That was my thought upon seeing today's commemoration on the calendar. So I did a little checking.
Turns out that Johann Karl Wilhelm Loehe is a Renewer of the Church with a somewhat local connection to me. Loehe, a Pietist pastor from Franconia, responded to a call for missionaries to the American wilderness by planning a mission village that would minister to the Native Americans. With his guidance, in 1845 a small group of missionaries and a mission pastor left Bremen, endured a difficult sea voyage to the United States and eventually wound up in the forests of Michigan, near Saginaw. The group founded a village named Frankenmuth -- "courage of the Franks" -- and established St. Lorenz Church, which like Frankenmuth is still alive and thriving. The missionaries did not have a great deal of long-term success converting the Native Americans, but they did help provide a comforting bit of home to many a new immigrant from Germany looking for a place to settle, and their church also became one of the founding congregations of the Lutheran Church-Missouri Synod. So even though Loehe never left Germany, his vision of the Church as an active, in-breaking presence in new places was a significant influence on Lutheranism in the New World.

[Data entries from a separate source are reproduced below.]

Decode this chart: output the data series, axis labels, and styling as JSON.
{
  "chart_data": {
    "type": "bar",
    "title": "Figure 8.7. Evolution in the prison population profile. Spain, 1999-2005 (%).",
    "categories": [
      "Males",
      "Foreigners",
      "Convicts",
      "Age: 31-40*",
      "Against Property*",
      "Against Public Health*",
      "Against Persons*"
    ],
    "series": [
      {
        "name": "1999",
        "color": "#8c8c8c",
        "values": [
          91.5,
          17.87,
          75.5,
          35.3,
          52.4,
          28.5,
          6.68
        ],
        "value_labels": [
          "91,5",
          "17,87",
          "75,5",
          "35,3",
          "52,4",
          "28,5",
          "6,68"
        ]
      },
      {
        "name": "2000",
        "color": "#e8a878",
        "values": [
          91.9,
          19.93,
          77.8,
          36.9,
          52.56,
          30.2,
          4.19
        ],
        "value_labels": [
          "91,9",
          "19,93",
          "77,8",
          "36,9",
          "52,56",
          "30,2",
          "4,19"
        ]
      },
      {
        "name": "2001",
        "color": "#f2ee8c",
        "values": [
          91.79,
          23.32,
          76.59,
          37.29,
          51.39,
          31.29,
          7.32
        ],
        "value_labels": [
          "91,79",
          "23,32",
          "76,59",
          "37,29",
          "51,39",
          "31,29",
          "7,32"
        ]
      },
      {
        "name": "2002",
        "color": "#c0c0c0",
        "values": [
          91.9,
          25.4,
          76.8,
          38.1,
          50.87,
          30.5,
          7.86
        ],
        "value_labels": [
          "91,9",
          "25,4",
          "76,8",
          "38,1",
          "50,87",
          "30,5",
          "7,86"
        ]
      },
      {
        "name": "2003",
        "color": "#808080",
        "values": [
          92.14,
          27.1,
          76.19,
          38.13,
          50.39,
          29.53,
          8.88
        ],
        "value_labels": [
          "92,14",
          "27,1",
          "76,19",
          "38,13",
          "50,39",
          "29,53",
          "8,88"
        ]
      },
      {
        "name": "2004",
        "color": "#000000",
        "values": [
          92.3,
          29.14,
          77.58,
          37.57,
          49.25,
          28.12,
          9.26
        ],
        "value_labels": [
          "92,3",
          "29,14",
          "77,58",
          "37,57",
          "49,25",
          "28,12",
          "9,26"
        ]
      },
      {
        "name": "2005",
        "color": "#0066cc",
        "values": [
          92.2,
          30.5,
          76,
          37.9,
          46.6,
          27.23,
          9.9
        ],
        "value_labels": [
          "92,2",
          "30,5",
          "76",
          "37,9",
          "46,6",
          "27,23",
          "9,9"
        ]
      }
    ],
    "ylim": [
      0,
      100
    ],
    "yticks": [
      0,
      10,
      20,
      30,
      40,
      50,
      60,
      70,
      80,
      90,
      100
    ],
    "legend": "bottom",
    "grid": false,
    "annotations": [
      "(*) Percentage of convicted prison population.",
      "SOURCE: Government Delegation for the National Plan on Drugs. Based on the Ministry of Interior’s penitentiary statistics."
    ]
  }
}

You can read all about Loehe and the beginnings of St. Lorenz here .
A couple of my college friends were Frankenmuth residents who worshipped at St. Lorenz. And I can't help but think that the church infrastructure that had its start in Frankenmuth had something to do with the planting of my young-childhood church, the long-closed Zion Evangelical Lutheran Church, in a corner of Outer Podunk once upon a time.